2 minute read

Adding regex to estout/esttab.

I often find that I need to tweak tables produced by esttab, I assume that this is often because just haven’t read the friendly docs (btw, Ben Jann’s docs are very friendly) as well as I should.

Here’s a quick example:

sysuse auto
eststo: quietly regress price mpg foreign
eststo: xi: quietly regress price mpg foreign i.rep78
esttab using example.tex, wide indicate(rep dummies = _Irep78*) title(Example using sysuse auto)

Yields the following table:

\begin{table}[htbp]\centering
\def\sym#1{\ifmmode^{#1}\else\(^{#1}\)\fi}
\caption{Example using sysuse auto}
\begin{tabular}{l*{2}{cc}}
\hline\hline
            &\multicolumn{2}{c}{(1)}           &\multicolumn{2}{c}{(2)}           \\
            &\multicolumn{2}{c}{price}         &\multicolumn{2}{c}{price}         \\
\hline
mpg         &      -294.2\sym{***}&     (-5.28)&      -299.6\sym{***}&     (-4.73)\\
foreign     &      1767.3\sym{*}  &      (2.52)&      1102.3         &      (1.22)\\
\_cons      &     11905.4\sym{***}&     (10.28)&     10856.2\sym{***}&      (4.79)\\
rep dummies &          No         &            &         Yes         &            \\
\hline
\(N\)       &          74         &            &          69         &            \\
\hline\hline
\multicolumn{5}{l}{\footnotesize \textit{t} statistics in parentheses}\\
\multicolumn{5}{l}{\footnotesize \sym{*} \(p<0.05\), \sym{**} \(p<0.01\), \sym{***} \(p<0.001\)}\\
\end{tabular}
\end{table}

Which looks great!

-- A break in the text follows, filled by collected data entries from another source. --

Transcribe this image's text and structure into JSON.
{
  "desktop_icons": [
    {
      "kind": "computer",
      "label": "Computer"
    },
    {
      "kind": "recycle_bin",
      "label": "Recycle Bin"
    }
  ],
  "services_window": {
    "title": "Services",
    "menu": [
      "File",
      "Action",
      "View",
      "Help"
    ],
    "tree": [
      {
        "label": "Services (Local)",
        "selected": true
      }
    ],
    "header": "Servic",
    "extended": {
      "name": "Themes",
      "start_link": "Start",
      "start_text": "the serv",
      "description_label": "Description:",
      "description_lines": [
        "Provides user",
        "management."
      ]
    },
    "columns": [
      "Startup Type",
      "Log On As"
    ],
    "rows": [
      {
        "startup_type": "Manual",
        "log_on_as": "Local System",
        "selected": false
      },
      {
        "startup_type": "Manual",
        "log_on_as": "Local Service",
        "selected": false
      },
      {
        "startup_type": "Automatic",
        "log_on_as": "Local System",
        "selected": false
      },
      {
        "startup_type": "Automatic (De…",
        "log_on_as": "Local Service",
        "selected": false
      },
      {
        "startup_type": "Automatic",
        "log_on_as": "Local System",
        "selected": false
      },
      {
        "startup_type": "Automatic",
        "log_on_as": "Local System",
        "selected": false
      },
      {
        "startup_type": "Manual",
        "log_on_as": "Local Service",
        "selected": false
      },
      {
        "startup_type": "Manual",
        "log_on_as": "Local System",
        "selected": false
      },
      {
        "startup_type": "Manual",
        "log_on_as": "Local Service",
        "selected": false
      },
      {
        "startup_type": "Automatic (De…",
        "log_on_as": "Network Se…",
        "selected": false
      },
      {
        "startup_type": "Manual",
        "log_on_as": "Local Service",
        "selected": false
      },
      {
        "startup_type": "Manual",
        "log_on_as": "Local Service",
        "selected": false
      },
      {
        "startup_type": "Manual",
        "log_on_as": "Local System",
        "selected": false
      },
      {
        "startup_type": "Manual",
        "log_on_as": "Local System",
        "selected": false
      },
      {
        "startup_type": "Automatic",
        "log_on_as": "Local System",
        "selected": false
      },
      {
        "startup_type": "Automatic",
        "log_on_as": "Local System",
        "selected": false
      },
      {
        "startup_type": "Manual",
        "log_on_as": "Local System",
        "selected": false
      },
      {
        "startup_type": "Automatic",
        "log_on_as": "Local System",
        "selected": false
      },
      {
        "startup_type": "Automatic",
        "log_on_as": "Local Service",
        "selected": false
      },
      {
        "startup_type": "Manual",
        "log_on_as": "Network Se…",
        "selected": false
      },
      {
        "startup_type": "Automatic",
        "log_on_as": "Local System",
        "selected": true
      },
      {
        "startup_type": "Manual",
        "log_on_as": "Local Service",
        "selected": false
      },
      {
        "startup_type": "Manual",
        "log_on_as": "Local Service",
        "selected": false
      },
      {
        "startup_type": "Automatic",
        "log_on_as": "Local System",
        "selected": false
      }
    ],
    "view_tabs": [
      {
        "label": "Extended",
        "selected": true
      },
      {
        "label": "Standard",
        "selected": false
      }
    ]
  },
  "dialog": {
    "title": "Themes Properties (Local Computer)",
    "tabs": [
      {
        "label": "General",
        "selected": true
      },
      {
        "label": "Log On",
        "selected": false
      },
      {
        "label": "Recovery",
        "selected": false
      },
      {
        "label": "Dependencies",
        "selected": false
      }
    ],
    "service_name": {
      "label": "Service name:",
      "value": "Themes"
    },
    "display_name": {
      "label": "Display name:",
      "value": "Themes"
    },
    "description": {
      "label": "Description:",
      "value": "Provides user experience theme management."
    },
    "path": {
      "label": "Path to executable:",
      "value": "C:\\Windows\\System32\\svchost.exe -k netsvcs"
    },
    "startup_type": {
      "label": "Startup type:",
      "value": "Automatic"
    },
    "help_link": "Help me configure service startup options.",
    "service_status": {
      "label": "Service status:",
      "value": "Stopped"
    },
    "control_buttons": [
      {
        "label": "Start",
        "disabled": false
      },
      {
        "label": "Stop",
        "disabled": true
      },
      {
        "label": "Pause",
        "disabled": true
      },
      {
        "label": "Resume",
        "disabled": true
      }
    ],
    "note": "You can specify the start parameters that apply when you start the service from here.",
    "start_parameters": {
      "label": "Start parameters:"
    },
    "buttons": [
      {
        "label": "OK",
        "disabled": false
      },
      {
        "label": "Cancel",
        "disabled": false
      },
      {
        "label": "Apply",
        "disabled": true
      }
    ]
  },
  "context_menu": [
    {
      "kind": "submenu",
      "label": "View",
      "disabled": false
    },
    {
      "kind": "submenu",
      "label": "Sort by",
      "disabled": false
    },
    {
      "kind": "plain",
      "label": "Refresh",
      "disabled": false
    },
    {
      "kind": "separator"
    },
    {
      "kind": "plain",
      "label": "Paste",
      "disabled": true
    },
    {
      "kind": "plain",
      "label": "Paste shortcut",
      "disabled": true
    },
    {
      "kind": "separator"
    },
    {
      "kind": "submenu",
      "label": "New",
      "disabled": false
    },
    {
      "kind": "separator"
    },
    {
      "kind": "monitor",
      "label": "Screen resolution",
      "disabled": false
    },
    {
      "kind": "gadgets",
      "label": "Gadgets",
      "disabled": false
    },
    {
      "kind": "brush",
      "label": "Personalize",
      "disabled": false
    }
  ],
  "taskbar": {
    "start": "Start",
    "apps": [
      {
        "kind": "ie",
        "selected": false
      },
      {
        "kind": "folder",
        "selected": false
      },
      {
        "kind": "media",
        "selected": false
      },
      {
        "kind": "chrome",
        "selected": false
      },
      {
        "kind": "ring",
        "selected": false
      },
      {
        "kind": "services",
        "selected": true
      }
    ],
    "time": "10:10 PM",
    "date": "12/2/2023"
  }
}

But you’ll notice that the “No/Yes” indication is not aligned with the name of the model. Using the current command we can use the substitute() option to fix this:

esttab using example.tex, wide indicate(rep dummies = _Irep78*) /// 
    title(Example using sysuse auto) /// 
    substitute( "No         &" "\multicolumn{2}{c}{No}" /// 
		"Yes         &" "\multicolumn{2}{c}{Yes}")

Takes care of this very nicely, but it is sensitive to the number of spaces between “No” and “&” I wanted something more general. So while I was proctoring an exam last week I read through the estout code and realized that I could use ustrregexra to allow the following alternative:

esttab using example.tex, wide indicate(rep dummies = _Irep78*) /// 
    title(Example using sysuse auto) /// 
    regex(  "No .&" "\multicolumn{2}{c}{No}" /// 
	    "Yes .&" "\multicolumn{2}{c}{Yes}")

To my utter astonishment, the solution that I put together during the exam seems to work, so I’ve started a fork on GitHub for this, take it for a spin if you like and let me know if you have thoughts. This obviously isn’t a high priority (check my cv, it still says Assistant Professor), but here are two more things I’d like to add if time permits:

  1. Allow the substitution to use matching subgroups in the replacement. This would allow me to center the statistics as well.
  2. Use a C-Plugin to make a full POSIX compliant regex available in Stata. The current specification is… well… small. And only lightly documented, so if you just start writing a regex it probably won’t work! And there are no regex checkers that know about Stata’s rather idiosyncratic regex dialect. This is probably more work that it’s worth, because I don’t actually use Stata for text processing. If I do this it will as an exercise in integrating C programs into Stata, since there are well developed implementations of the POSIX regex spec in C.